The second level is the state in life – married, priesthood, religious life, generous single life. The final level is occupation.
The second conference focused on discernment and how to hear God’s voice after developing a life of prayer.
Father Schmitz said discernment is all about small decisions and acting on those decisions, then testing the result.
“I get a sense of where God is calling me, then I have to take courage and then I have to take a step in that direction,” he said. “We can’t discern just in our heads without taking a step.”
Some steps he suggested for those discerning a vocation to the priesthood include visiting a seminary or speaking to a trusted pastor or friend.
“From there, if we see there’s peace, if there’s joy, if there’s love there within the midst of the fear we experience … that’s a sign of God’s presence and can be seen as God’s affirmation of that step,” Father Schmitz said.
Bishop Michael J. Hoeppner celebrated Mass with attendees on Aug. 9. He encouraged the young men during his homily, saying, “As you discern, it is about the love of Jesus and persistence in prayer … whatever vocation you settle on as you work with Jesus, it will be right for you, it will be right for God.”
Esto Vir began seven years ago as an opportunity for men age 16 and older with an openness to the priesthood to come together with seminarians of the diocese.
“Our thought behind that is that when you begin the discernment process and when the call to the priesthood tends to come, it helps to have someone else who has gone through that before that you’re able to reach out to,” Father Schmitz said.
Mark Miller, a diocesan seminarian, was not able to be at this year’s camp, but attended his first Esto Vir when he was 16 years old. He said before attending Esto Vir he considered seminarians to be “aliens” or not normal people.
“When I went to Esto Vir the first time and I saw that they were normal guys who enjoyed all different types of things including sports, it opened my eyes to the possibility of the priesthood,” he said.

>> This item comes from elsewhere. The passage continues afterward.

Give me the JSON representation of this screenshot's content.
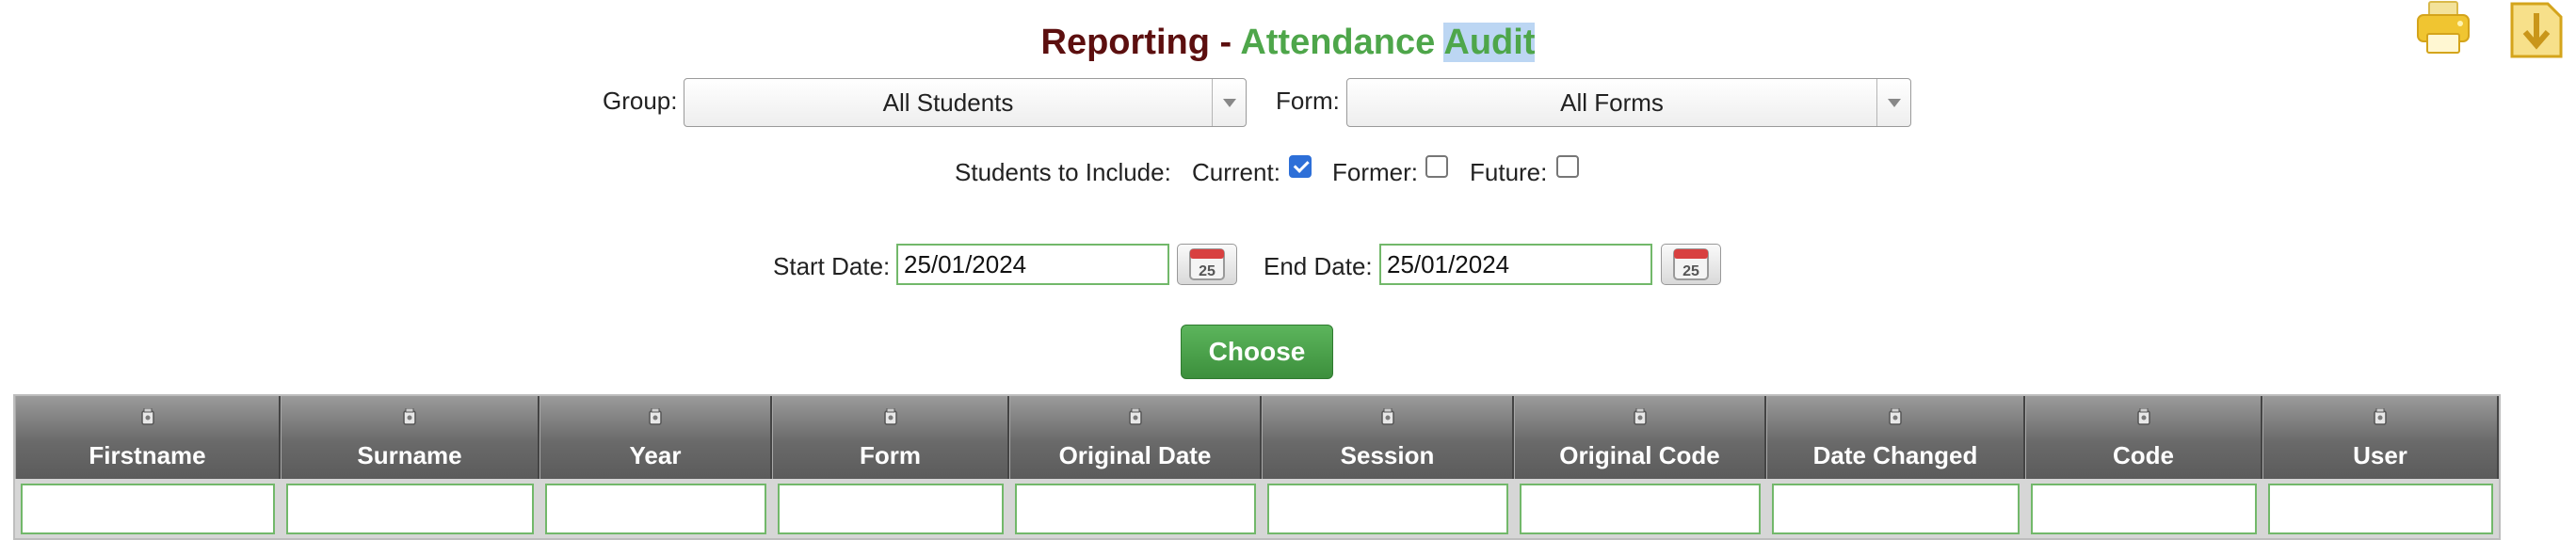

He met Father Schmitz and others who were available to talk with him about many things, including his discernment. Attending Esto Vir also connected him with diocesan events, such as St. John Paul II Middle School Camp.
Miller said attending these camps and different events allowed him to build relationships and be surrounded by other young people pursuing holiness.
“I continually went to Esto Vir and was attracted to the examples that a lot of the seminarians showed and that encouraged me to be more open to the thought of the seminary,” he said. “Ultimately it helped me decide to go to the University of Mary … where I accepted that vocation.”